14. Mr. Karandikar besides supporting the reasons indicated by the Tribunal in the impugned judgment also placed reliance on the decision of the Apex Court Digambar Adhar Patil v. Devram Girdhar Patil (died) and another, to contend that partition evidenced by entries in record of rights and corroborated by oral evidence of brother, such lands will have to be excluded and will have to be held as individual holding. However, to my mind, entertaining this contention would entail in travelling beyond the scope of enquiry ordered by this Court in its order dated 6-10-1980, which cannot be permitted. Moreover, in the present case, as observed earlier, two courts below have recorded clear finding of fact that the tenants family was not separated on or before 1-4-1957 and the lands were purchased by the Manager of their family. The authorities below have also recorded a clear finding of fact that Sadhu became the Manager of the joint family of the tenants and he purchased the lands of Shri Bokil viz.
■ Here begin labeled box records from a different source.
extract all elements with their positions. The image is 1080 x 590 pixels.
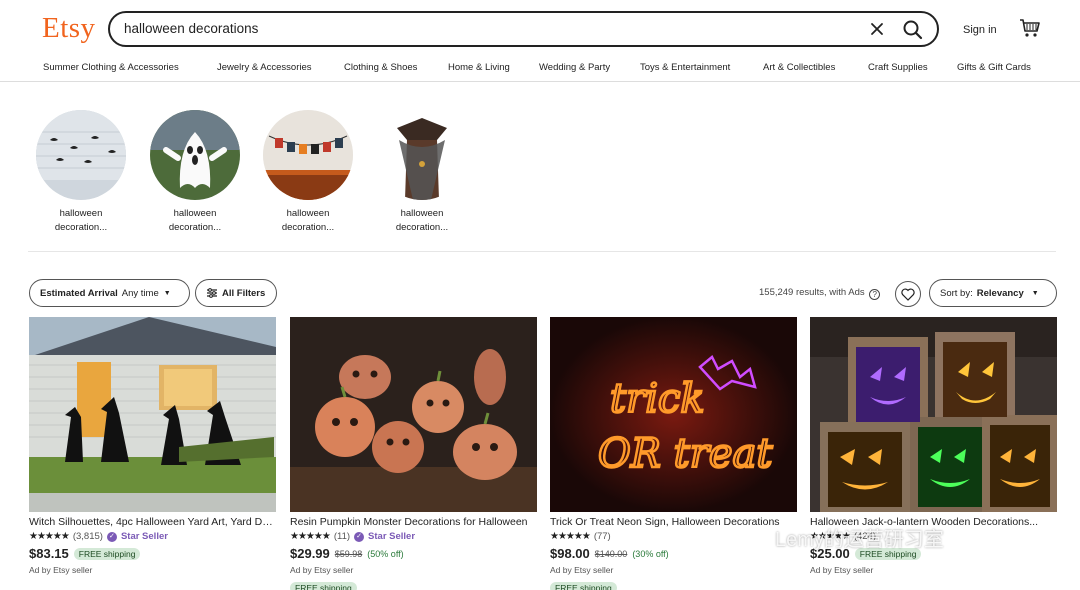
search-icon[interactable] [899,16,927,44]
rating-row: ★★★★★ (3,815) ✓ Star Seller [29,531,276,542]
ad-label: Ad by Etsy seller [550,565,614,575]
svg-text:OR treat: OR treat [598,431,773,477]
star-rating: ★★★★★ [290,531,331,542]
category-toys[interactable]: Toys & Entertainment [640,62,730,73]
related-search-label: halloween decoration... [168,208,222,233]
discount-label: (50% off) [367,548,404,559]
product-title[interactable]: Resin Pumpkin Monster Decorations for Ha… [290,516,537,528]
svg-text:trick: trick [610,376,705,422]
rating-row: ★★★★★ (77) [550,531,797,542]
review-count: (77) [593,531,611,542]
related-search-item[interactable]: halloween decoration... [258,110,358,235]
results-count: 155,249 results, with Ads ? [759,287,881,300]
favorite-search-button[interactable] [895,281,921,307]
free-shipping-badge: FREE shipping [290,582,357,590]
original-price: $59.98 [334,548,363,559]
related-search-image [263,110,353,200]
price-row: $83.15 FREE shipping [29,546,276,561]
related-search-item[interactable]: halloween decoration... [372,110,472,235]
section-divider [28,251,1056,252]
category-clothing-shoes[interactable]: Clothing & Shoes [344,62,417,73]
sign-in-link[interactable]: Sign in [963,24,997,36]
price-row: $98.00 $140.00 (30% off) [550,546,797,561]
product-card[interactable]: Witch Silhouettes, 4pc Halloween Yard Ar… [29,317,276,575]
category-art[interactable]: Art & Collectibles [763,62,835,73]
sort-dropdown[interactable]: Sort by: Relevancy ▼ [929,279,1057,307]
related-search-image [36,110,126,200]
category-jewelry[interactable]: Jewelry & Accessories [217,62,312,73]
star-seller-icon: ✓ [106,531,117,542]
product-title[interactable]: Trick Or Treat Neon Sign, Halloween Deco… [550,516,797,528]
free-shipping-badge: FREE shipping [550,582,617,590]
star-seller-label: Star Seller [120,531,168,542]
search-bar[interactable]: halloween decorations [108,11,939,47]
related-search-label: halloween decoration... [281,208,335,233]
category-home-living[interactable]: Home & Living [448,62,510,73]
related-search-item[interactable]: halloween decoration... [31,110,131,235]
ad-label: Ad by Etsy seller [290,565,354,575]
star-seller-icon: ✓ [354,531,365,542]
related-search-image [150,110,240,200]
related-search-label: halloween decoration... [395,208,449,233]
related-search-item[interactable]: halloween decoration... [145,110,245,235]
discount-label: (30% off) [632,548,669,559]
star-rating: ★★★★★ [29,531,70,542]
search-input[interactable]: halloween decorations [124,21,258,36]
cart-icon[interactable] [1019,18,1041,38]
category-gifts[interactable]: Gifts & Gift Cards [957,62,1031,73]
all-filters-button[interactable]: All Filters [195,279,277,307]
related-search-label: halloween decoration... [54,208,108,233]
price: $29.99 [290,546,330,561]
product-image[interactable] [29,317,276,512]
price: $83.15 [29,546,69,561]
category-wedding-party[interactable]: Wedding & Party [539,62,610,73]
caret-down-icon: ▼ [163,289,171,297]
site-header: Etsy halloween decorations Sign in [0,0,1080,58]
product-image[interactable]: trick OR treat [550,317,797,512]
review-count: (3,815) [72,531,103,542]
free-shipping-badge: FREE shipping [73,547,141,560]
product-card[interactable]: trick OR treat Trick Or Treat Neon Sign,… [550,317,797,590]
review-count: (11) [333,531,351,542]
heart-icon [901,287,915,301]
watermark: Lemy的运营研习室 [775,529,944,551]
category-summer-clothing[interactable]: Summer Clothing & Accessories [43,62,179,73]
related-search-image [377,110,467,200]
product-image[interactable] [290,317,537,512]
ad-label: Ad by Etsy seller [810,565,874,575]
product-image[interactable] [810,317,1057,512]
star-rating: ★★★★★ [550,531,591,542]
filter-icon [207,288,217,298]
rating-row: ★★★★★ (11) ✓ Star Seller [290,531,537,542]
etsy-logo[interactable]: Etsy [42,12,96,45]
price: $98.00 [550,546,590,561]
category-craft-supplies[interactable]: Craft Supplies [868,62,928,73]
caret-down-icon: ▼ [1031,289,1039,297]
info-icon[interactable]: ? [869,289,881,300]
product-title[interactable]: Witch Silhouettes, 4pc Halloween Yard Ar… [29,516,276,528]
original-price: $140.00 [594,548,628,559]
category-nav: Summer Clothing & Accessories Jewelry & … [0,58,1080,82]
product-card[interactable]: Resin Pumpkin Monster Decorations for Ha… [290,317,537,590]
clear-icon[interactable] [867,19,887,39]
ad-label: Ad by Etsy seller [29,565,93,575]
price-row: $29.99 $59.98 (50% off) [290,546,537,561]
estimated-arrival-filter[interactable]: Estimated Arrival Any time ▼ [29,279,190,307]
star-seller-label: Star Seller [368,531,416,542]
S. Nos. 120/5 and 121/2 as joint family Manager. This fact was established from M.E. 191 dated 20-2-1964. The remand ordered by this Court was related to these lands and the finding of fact in that behalf cannot be overturned. If this be so, no other enquiry was necessary as these lands admeasured 5-A-36-Gs. which was in excess of 4-A-22.1/2 Gs. No doubt the lower authorities have adverted to the record of rights in respect of Gat No. 525 showing annewari, but then it has observed that the entry regarding "annewari" is of 1974-75 and no evidence is brought on record about the position of 1-4-1957. In the first place, entry in the record of right relating to Gat No. 525 was wholly impertinent, as that was not the subject of enquiry after remand. Secondly, the entry only mentions "annewari" which could mean shares of respective member and not partition as such. Thirdly, that entry is for the period 1974-75 and not prior to 1-4-1957 and no evidence is adduced regarding the position on 1-4-1957. That entry pressed into service, therefore, is of no consequence.

15. Mr. Karandikar further contends that certain lands which were uncultivable have been taken into account for the purpose of computing the holding of the respondents. However, this question is being raised for the first time before this Court that too across the bar and, therefore, cannot be permitted. In any case this is not the enquiry that was directed by this Court while allowing the previous writ petition of the petitioners. Accordingly, this contention is not available to the respondents.

16. Accordingly, this writ petition succeeds with costs all throughout. The impugned order of the Maharashtra Revenue Tribunal is set aside and instead the one passed by the Additional Tahsildar, Haveli on 28-2-1983 is restored.

The parties may be provided with ordinary copy of this Court duly authenticated by Private Secretary of this Court.